Edward Augustus Freeman, a celebrated English historian. Born at Harborne, Staffordshire, 1823; died at Alicante, Spain, March 16, 1892. From an article on "The Intellectual Development of the English People," in the Chautauquan Magazine, May, 1891.
The discovery of a new world was something so startling as to help very powerfully in the general enlargement of men's minds. And the phrase of a new world is fully justified. The discovery of a western continent, which followed on the voyage of Columbus, was an event differing in kind from any discovery that had ever been made before. And this though there is little reason to doubt that the western continent itself had been discovered before.

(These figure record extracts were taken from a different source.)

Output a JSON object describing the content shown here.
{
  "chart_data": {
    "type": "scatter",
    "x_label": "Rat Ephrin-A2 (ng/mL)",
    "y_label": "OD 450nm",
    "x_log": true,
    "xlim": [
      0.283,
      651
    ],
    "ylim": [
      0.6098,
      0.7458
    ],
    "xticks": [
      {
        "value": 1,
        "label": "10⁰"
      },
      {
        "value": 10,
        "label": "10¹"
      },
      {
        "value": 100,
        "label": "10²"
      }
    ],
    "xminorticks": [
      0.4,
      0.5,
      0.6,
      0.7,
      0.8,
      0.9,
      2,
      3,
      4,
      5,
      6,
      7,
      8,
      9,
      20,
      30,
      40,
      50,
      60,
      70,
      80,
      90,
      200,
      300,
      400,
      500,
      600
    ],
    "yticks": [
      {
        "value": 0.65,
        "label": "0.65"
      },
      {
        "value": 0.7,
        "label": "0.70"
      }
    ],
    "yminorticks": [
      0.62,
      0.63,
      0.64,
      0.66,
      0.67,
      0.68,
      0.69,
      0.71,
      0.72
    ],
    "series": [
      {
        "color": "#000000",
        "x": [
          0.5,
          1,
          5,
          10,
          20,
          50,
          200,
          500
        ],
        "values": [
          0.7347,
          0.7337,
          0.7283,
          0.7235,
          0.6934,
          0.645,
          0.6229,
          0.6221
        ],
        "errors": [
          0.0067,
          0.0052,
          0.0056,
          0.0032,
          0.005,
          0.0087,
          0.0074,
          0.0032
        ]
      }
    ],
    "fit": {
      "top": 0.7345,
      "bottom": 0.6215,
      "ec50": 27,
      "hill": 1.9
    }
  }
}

The Northmen had certainly found their way to the real continent of North America ages before Columbus found his way to the West India Islands. But the same results did not come of it, and the discovery itself was not of the same kind. The Old World had grown a good deal before the discovery of the New. The range of men's thoughts and enterprise had gradually spread from the Mediterranean to the Atlantic, the Baltic, and the northern seas. To advance from Norway to the islands north of Britain, thence to Iceland, Greenland, and the American continent, was a gradual process. The great feature in the lasting discovery of America, which began at the end of the fifteenth century, was its suddenness. Nothing led to it; it was made by an accident; men were seeking one thing and then found another. Nothing like it has happened before or since.